Projects and News

Synchro

Cheap real-time tools?

We produce huge volumes of the industry’s facial animation. Our clients trust us to deliver every shot to the same exacting standards, and to meet tight production schedules. Naturally, this requires some heavyweight technologies and extensive production expertise. Pretty much everything we do uses specialist in-house tech. But, every few months, a vendor or research group will put out a demo of some new automated approach. Often accompanied by “this is UNEDITED!!” and “this is REAL TIME!!”. Occasionally, one of our clients will ask about it as a production method.

Now, don’t misunderstand – there’s some fun research going on out there and we enjoy these demos as much as anyone. Moreover, our R&D team has a bunch of amazing real-time demos of our own lined-up this summer. These things make a lot of sense for consumer apps. But do we use off-the-shelf tools or real-time systems in our professional production pipelines? No. Here’s why:

As production challenges increase the space has become more difficult to navigate, and more dangerous for producers and their budgets. The price of a particular animation tool or capture system tells you almost nothing about the full cost of final quality animation. Our clients demand precisely defined costs and timescales to get to final quality. And the leading next-gen producers demand next-gen facial animation in every shot, not just for a few closeups in cutscenes, but in huge volumes throughout the game.

The pipeline can only be called a solution once you’re certain it will always deliver consistent final results on time and on budget. The true cost of a failed system can be immense – late delivery, disappointing quality, inconsistency, and other production stresses can have a serious impact on the wider product.

Here’s the problem with cheap off-the-shelf tools (especially so-called real-time systems): the output isn’t final, but it’s much worse than that – the output is almost always much further from final (at least by our standards) than people realize. A cool video (especially if it has nice textures) can look like a reasonable work-in-progress, but first impressions reveal very little about how much effort is required to turn it into a final result.

Consider a high-end face rig – let’s say you look at the result on a given frame and realize the left lower lip is a little too high…what do you adjust? There could be tens, even hundreds of controls influencing that lip position – which one is wrong? Perhaps – if you’re extremely lucky – it’s just one control that’s wrong. But if you got your basic result using the wrong technology to start with, it’s far more likely the system got close – but not close enough – using the wrong controls (or even worse, a set of dumb, hard-to-interpret automatic blends). So to fix this frame, and especially those around it, you have a huge amount of work to do. So much work in fact that you need to question the value of the original ‘solve’. Jaw position is a great example: go and watch some clips of real-time systems in action, and pause the video on a few random frames. Is the jaw position right? If not, it may well be the cause of the something’s-not-quite-right sense you got from the clip. So, just fix the jaw, right? Er, no, because the other controls (or automatic blends) took values which were as near as they could get to being ‘right’ in the presence of an incorrect jaw position. See the problem? It’s worse than that. Let’s say the jaw is wrong, in a particular frame, but it’s hard to tell because you can’t see the teeth. Maybe the other controls have done a reasonable job of making the image look OK. But, even if you can live with that frame what are you going to do a few frames later when the teeth appear and they’re in the wrong place? You can’t just move the jaw. Where should it move from? For temporal consistency you need to go back and fix the frame you thought looked OK! You want your animation to look world-class? You have a ton of work to do. Anyone who can glance at a shot and claim it’s 80% (say) there without looking at the underlying data is talking unmitigated nonsense. Ignore such talk! Believing this kind of analysis will make your project expensive, late, low-quality, or all three.

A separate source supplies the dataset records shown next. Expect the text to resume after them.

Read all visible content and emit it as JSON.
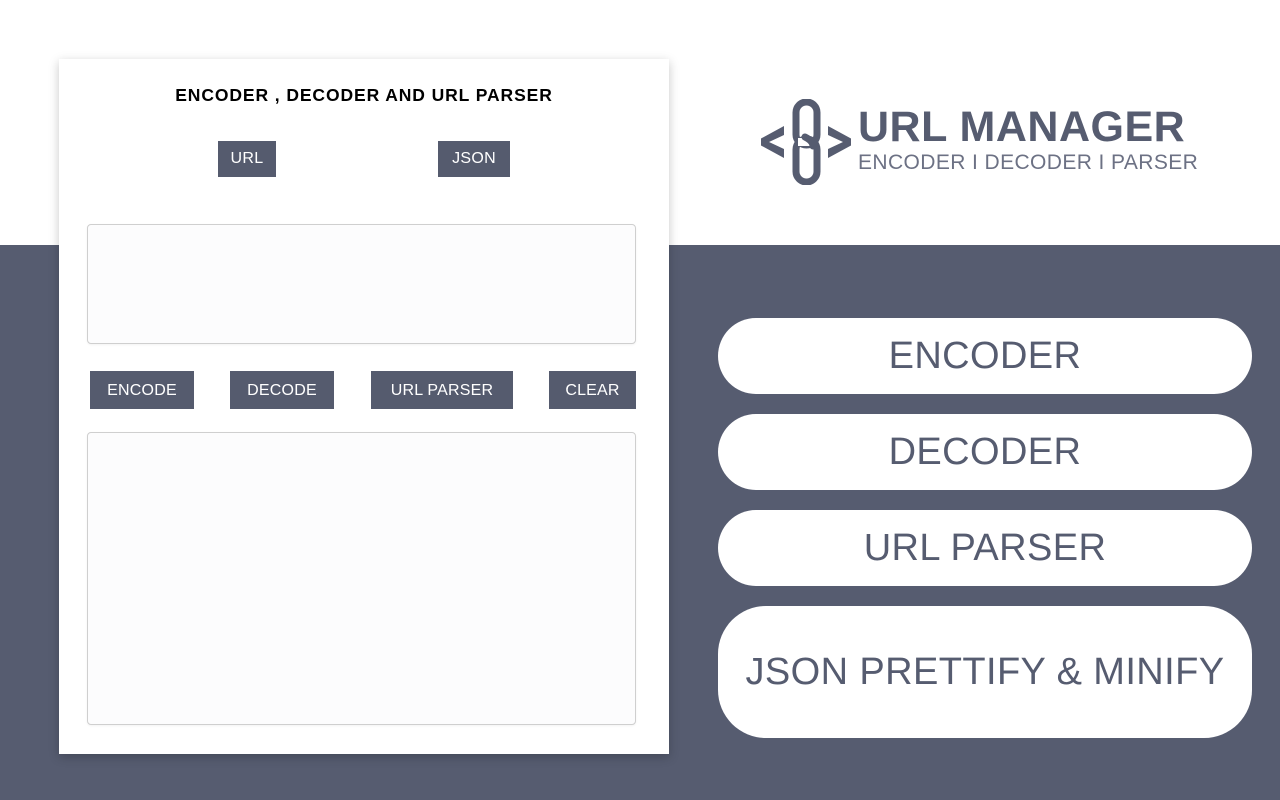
{
  "page": {
    "background_color": "#565c70",
    "header_band_color": "#ffffff",
    "accent_color": "#555b6e"
  },
  "tool_card": {
    "title": "ENCODER , DECODER AND URL PARSER",
    "mode_tabs": [
      {
        "label": "URL",
        "name": "url"
      },
      {
        "label": "JSON",
        "name": "json"
      }
    ],
    "input": {
      "value": "",
      "placeholder": ""
    },
    "output": {
      "value": "",
      "placeholder": ""
    },
    "actions": [
      {
        "label": "ENCODE",
        "name": "encode"
      },
      {
        "label": "DECODE",
        "name": "decode"
      },
      {
        "label": "URL PARSER",
        "name": "url-parser"
      },
      {
        "label": "CLEAR",
        "name": "clear"
      }
    ]
  },
  "brand": {
    "icon": "chain-link-icon",
    "left_bracket": "<",
    "right_bracket": ">",
    "title": "URL MANAGER",
    "subtitle": "ENCODER I DECODER I PARSER"
  },
  "nav": {
    "items": [
      {
        "label": "ENCODER",
        "name": "encoder"
      },
      {
        "label": "DECODER",
        "name": "decoder"
      },
      {
        "label": "URL PARSER",
        "name": "url-parser"
      },
      {
        "label": "JSON PRETTIFY & MINIFY",
        "name": "json-prettify-minify"
      }
    ]
  }
}
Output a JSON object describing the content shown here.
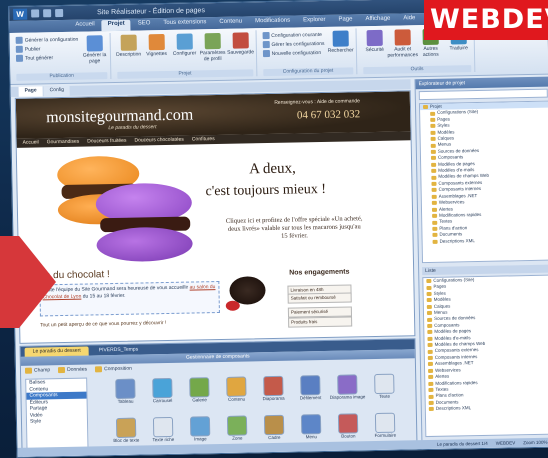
{
  "window": {
    "title": "Site Réalisateur - Édition de pages"
  },
  "menu_tabs": [
    "Accueil",
    "Projet",
    "SEO",
    "Tous extensions",
    "Contenu",
    "Modifications",
    "Explorer",
    "Page",
    "Affichage",
    "Aide"
  ],
  "active_menu_tab": 1,
  "ribbon": {
    "groups": [
      {
        "label": "Publication",
        "small": [
          "Générer la configuration",
          "Publier",
          "Tout générer"
        ],
        "buttons": [
          {
            "label": "Générer la page",
            "color": "#5b8fd6"
          }
        ]
      },
      {
        "label": "Projet",
        "buttons": [
          {
            "label": "Description",
            "color": "#c4a35a"
          },
          {
            "label": "Vignettes",
            "color": "#e0893a"
          },
          {
            "label": "Configurer",
            "color": "#5a9fd4"
          },
          {
            "label": "Paramètres de profil",
            "color": "#7aa457"
          },
          {
            "label": "Sauvegarde",
            "color": "#c24d3f"
          }
        ]
      },
      {
        "label": "Configuration du projet",
        "small": [
          "Configuration courante",
          "Gérer les configurations",
          "Nouvelle configuration"
        ],
        "buttons": [
          {
            "label": "Rechercher",
            "color": "#3e7fc9"
          }
        ]
      },
      {
        "label": "Outils",
        "buttons": [
          {
            "label": "Sécurité",
            "color": "#7d6bc7"
          },
          {
            "label": "Audit et performances",
            "color": "#cc5b3b"
          },
          {
            "label": "Autres actions",
            "color": "#5b8f3f"
          },
          {
            "label": "Traduire",
            "color": "#3d8dc4"
          }
        ]
      }
    ]
  },
  "page_tabs": [
    "Page",
    "Config"
  ],
  "site": {
    "title": "monsitegourmand.com",
    "tagline": "Le paradis du dessert",
    "order_label": "Renseignez-vous : Aide de commande",
    "phone": "04 67 032 032",
    "nav": [
      "Accueil",
      "Gourmandises",
      "Douceurs fruitées",
      "Douceurs chocolatées",
      "Confitures"
    ],
    "hero_line1": "A deux,",
    "hero_line2": "c'est toujours mieux !",
    "hero_body": "Cliquez ici et profitez de l'offre spéciale «Un acheté, deux livrés» valable sur tous les macarons jusqu'au 15 février.",
    "choco_title": "on du chocolat !",
    "choco_text": "Toute l'équipe du Site Gourmand sera heureuse de vous accueillir",
    "choco_link": "au salon du Chocolat de Lyon",
    "choco_text_end": "du 15 au 18 février.",
    "choco_extra": "Tout un petit aperçu de ce que vous pourrez y découvrir !",
    "engage_title": "Nos engagements",
    "engage_items": [
      "Livraison en 48h",
      "Satisfait ou remboursé",
      "Paiement sécurisé",
      "Produits frais"
    ]
  },
  "bottom_panel": {
    "tabs": [
      "Le paradis du dessert",
      "PIVERDS_Temps"
    ],
    "active_tab": 0,
    "header": "Gestionnaire de composants",
    "filters": [
      "Champ",
      "Données",
      "Composition"
    ],
    "list": [
      "Balises",
      "Contenu",
      "Composants",
      "Éditeurs",
      "Partage",
      "Vidéo",
      "Style"
    ],
    "selected_list_index": 2,
    "grid": [
      {
        "label": "Tableau",
        "color": "#6b8fc7"
      },
      {
        "label": "Carrousel",
        "color": "#4aa3d8"
      },
      {
        "label": "Galerie",
        "color": "#74a84a"
      },
      {
        "label": "Contenu",
        "color": "#e0a640"
      },
      {
        "label": "Diaporama",
        "color": "#c45a4a"
      },
      {
        "label": "Défilement",
        "color": "#5a7fc2"
      },
      {
        "label": "Diaporama image",
        "color": "#8a6cc7"
      },
      {
        "label": "Texte",
        "color": "#dfe6ef"
      },
      {
        "label": "Bloc de texte",
        "color": "#c9a257"
      },
      {
        "label": "Texte riche",
        "color": "#dfe6ef"
      },
      {
        "label": "Image",
        "color": "#63a1d5"
      },
      {
        "label": "Zone",
        "color": "#7bb05a"
      },
      {
        "label": "Cadre",
        "color": "#b98f4a"
      },
      {
        "label": "Menu",
        "color": "#5d86c8"
      },
      {
        "label": "Bouton",
        "color": "#c55a5a"
      },
      {
        "label": "Formulaire",
        "color": "#dfe6ef"
      }
    ]
  },
  "right_panel": {
    "header": "Explorateur de projet",
    "tree": [
      "Projet",
      "Configurations (Site)",
      "Pages",
      "Styles",
      "Modèles",
      "Calques",
      "Menus",
      "Sources de données",
      "Composants",
      "Modèles de pages",
      "Modèles d'e-mails",
      "Modèles de champs Web",
      "Composants externes",
      "Composants internes",
      "Assemblages .NET",
      "Webservices",
      "Alertes",
      "Modifications rapides",
      "Textes",
      "Plans d'action",
      "Documents",
      "Descriptions XML"
    ],
    "separator": "Liste",
    "list": [
      "Configurations (Site)",
      "Pages",
      "Styles",
      "Modèles",
      "Calques",
      "Menus",
      "Sources de données",
      "Composants",
      "Modèles de pages",
      "Modèles d'e-mails",
      "Modèles de champs Web",
      "Composants externes",
      "Composants internes",
      "Assemblages .NET",
      "Webservices",
      "Alertes",
      "Modifications rapides",
      "Textes",
      "Plans d'action",
      "Documents",
      "Descriptions XML"
    ]
  },
  "status": {
    "left": "Le paradis du dessert 1/4",
    "mode": "WEBDEV",
    "zoom": "Zoom 100%"
  },
  "badge": {
    "text": "WEBDEV"
  }
}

Animation should respect the quality of great rigs, by animating those rigs exactly as they were designed to be animated. Don’t lower your standards because of the limitations of a software tool or capture method.

These are the reasons we never use any opaque ‘black-box’ solving method. Every Cubic Motion solver is custom-built from the ground up, by a team of scientists and facial animation experts, to produce the right structure of result from the start. Then, when our expert facial animators step in to make the shot perfect, their skills can be applied in a scalable and consistent way – everyone working with the rigs exactly as designed.

We understand what it takes to deliver at scale. We have vast experience in overcoming these problems, so that you don’t have to. We’ll get you there on time and on budget. We can handle all the latest types of capture (including depth), but we insist on extremely precise tracking and deeply engineered solvers. We would never use a system that relied on ‘setting poses’ and hoping for the best.

However, if you feel the need to test cheap tools then at least do this: select really tough, representative shots from your own project (never use pre-selected data from the vendor). Now get the stopwatch out and measure, measure, measure. Be thorough – making sure you’re including every task, including those of the reviewers (the worse your ‘first passes’ are, the more of these people you’ll need). If you’re going to rely on an apparently cheap system – then be absolutely certain it scales before you even start.

If we ever decide that these tools can deliver better productivity than our own technologies, then of course we’ll be first in queue to put them in our pipeline. Until then, we’ll stick to helping developers deliver on time to the highest possible artistic standard for any given budget.